How can we turn the PI3K/AKT/mTOR pathway down? Insights into inhibition and treatment of cancer
Published in Expert Review of Anticancer Therapy, 2021
Said M. Afify, Aung Ko Ko Oo, Ghmkin Hassan, Akimasa Seno, Masaharu Seno
In case of negative regulation, AKT links to the mTOR signaling via TSC1/2 complex and the small GTPase Rheb. The TSC complex consists of TSC1, TSC2, and TBC1D7 [47], and inhibits the activity of the small GTPase Rheb [43,44,48–55]. AKT phosphorylates TSC2 at conserved consensus phosphorylation sequences resulting in Rheb activation [44]. Phosphorylation of the TSC complex allows the accumulation of GTP-bound Rheb relative to GDP-bound Rheb [44,54–56]. Since the GTPase activity of Rheb is slow compared to other Ras-related small G proteins [51,57], the GTP/GDP loading state of Rheb is highly regulated by the phosphorylation of TSC2, which is controlled by the activation of AKT. Activated Rheb binds to its effector mTOR, and thus, in turn mTOR is activated [58,59]. mTORC1 typically phosphorylates 4E-BP and S6K, activating the translation of the genes involved in cell proliferation, metabolism, and invasion.

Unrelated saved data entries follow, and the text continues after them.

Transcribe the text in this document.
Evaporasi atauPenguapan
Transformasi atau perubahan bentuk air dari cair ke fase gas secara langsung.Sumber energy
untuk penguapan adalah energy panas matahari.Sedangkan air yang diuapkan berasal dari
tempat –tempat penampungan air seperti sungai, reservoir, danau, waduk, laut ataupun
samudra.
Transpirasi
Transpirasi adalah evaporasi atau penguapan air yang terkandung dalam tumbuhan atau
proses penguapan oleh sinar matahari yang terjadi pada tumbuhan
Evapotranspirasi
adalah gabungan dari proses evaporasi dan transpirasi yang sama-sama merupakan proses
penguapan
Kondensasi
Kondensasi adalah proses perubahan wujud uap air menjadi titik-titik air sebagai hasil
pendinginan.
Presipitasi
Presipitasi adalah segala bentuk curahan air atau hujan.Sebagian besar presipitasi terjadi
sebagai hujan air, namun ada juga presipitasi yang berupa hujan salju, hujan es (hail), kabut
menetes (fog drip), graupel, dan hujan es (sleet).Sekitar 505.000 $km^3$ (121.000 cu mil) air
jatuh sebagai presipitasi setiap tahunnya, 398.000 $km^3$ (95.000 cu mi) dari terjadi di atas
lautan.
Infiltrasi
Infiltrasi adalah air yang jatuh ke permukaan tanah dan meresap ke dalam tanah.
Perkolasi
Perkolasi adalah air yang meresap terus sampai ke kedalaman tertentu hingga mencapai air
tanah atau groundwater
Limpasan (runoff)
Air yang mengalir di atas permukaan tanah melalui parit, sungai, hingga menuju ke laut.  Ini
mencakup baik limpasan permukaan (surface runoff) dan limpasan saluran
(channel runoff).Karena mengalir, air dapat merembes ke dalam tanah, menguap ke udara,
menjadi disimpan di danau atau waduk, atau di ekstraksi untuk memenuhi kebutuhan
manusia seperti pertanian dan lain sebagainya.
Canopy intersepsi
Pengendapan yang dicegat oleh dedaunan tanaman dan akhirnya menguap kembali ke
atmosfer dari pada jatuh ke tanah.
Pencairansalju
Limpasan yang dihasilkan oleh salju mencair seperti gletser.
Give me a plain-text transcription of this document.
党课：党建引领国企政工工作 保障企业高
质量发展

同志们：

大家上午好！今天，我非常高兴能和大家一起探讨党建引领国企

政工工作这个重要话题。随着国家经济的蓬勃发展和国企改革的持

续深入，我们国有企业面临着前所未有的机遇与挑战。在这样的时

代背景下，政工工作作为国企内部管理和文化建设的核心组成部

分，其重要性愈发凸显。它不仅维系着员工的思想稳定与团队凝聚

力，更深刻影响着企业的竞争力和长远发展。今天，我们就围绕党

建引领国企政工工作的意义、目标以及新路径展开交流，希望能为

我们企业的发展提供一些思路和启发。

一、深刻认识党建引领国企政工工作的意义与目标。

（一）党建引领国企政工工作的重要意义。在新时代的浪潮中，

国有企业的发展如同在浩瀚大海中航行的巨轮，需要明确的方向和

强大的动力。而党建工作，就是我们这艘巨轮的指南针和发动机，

Phosphorylated 4E-BP1, binds elF4E to suppress the activity, and releases elF4E to initiate and increase mitochondria-related mRNA translation to enhance ATP production, supporting the abnormal energy metabolism in cancer. Also, without phosphorylation, the activity of elF4 is suppressed by 4E-BP, resulting in the suppression of protein synthesis related with cancer stemness and growth [60–63]. S6K signals via various pathways, sometimes related with cancer cell survival. For instance, S6 is the target of S6K, which is involved in mRNA translation [64]. Rapamycin has been demonstrated to enhance the degradation of HIF1-alpha so that mTOR activates HIF1-alpha in a hypoxia-independent manner, inducing angiogenesis [65]. After phosphorylation of AKT at T308 by PDK1, AKT phosphorylates SIN1 in mTORC2, activating mTORC2 to phosphorylate AKT at S473 as a positive feedback to enhance AKT activity [66] (Figure 2).